— This post will be updated when I come across a new trick.
- Data augmentation: add noise to data, for images: simulate different view points, camera models, such as using affine transformation, lens distortion, color correction, adjust contrast, gamma, saturation, etc.
- Data normalization: center data, normalize to [-1, 1], PCA, PCA-whitening, represent angels to their cos and sin.
- Initialization: small random weights, to balance the outputs from the neurons: w=np.random.randn(n)*sqrt(2/n). n is the number of inputs.
- Regularization: L2, L1, L1+L2, max norm constraints, dropout, adjust batch size (if the loss curve is too noisy, increase the batch size). If the training accuracy is good, but the validation accuracy is terrible, overfit. increase regularization. If they are pretty close, maybe we could make the model more complicated (add more layers, neurons, etc).
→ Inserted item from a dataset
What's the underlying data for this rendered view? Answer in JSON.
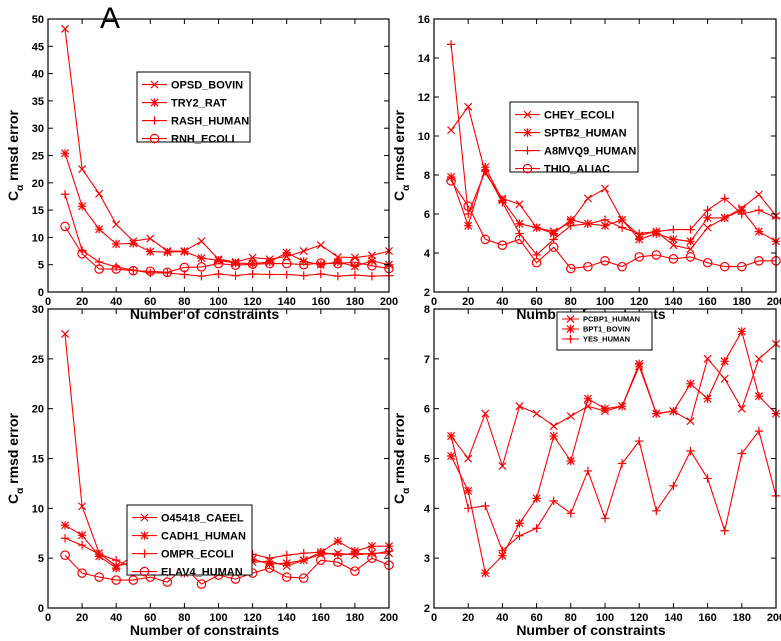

For CNN, the visualization of the weights could tell. If the weights are too noisy (not or hard to see clear patterns), increase regularization.
- Perform batch normalization
- Gradient clipping: would work for RNN.
- Learning rate: divide the gradients by minibatch size, start with a typical rate 0.1. If stop converging on validation set, divide rate by 2.
- Actuation functions: use tanh, ReLU, leaky ReLU, or others. Sigmoid is not very useful.
- Ensemble: Getting multiple DNNs. They could be from different initials. Then use validation data to do cross validation. pick good ones. Use them together. If multiple trainings are not possible (too slow), use the trained DNNs after several epochs apart.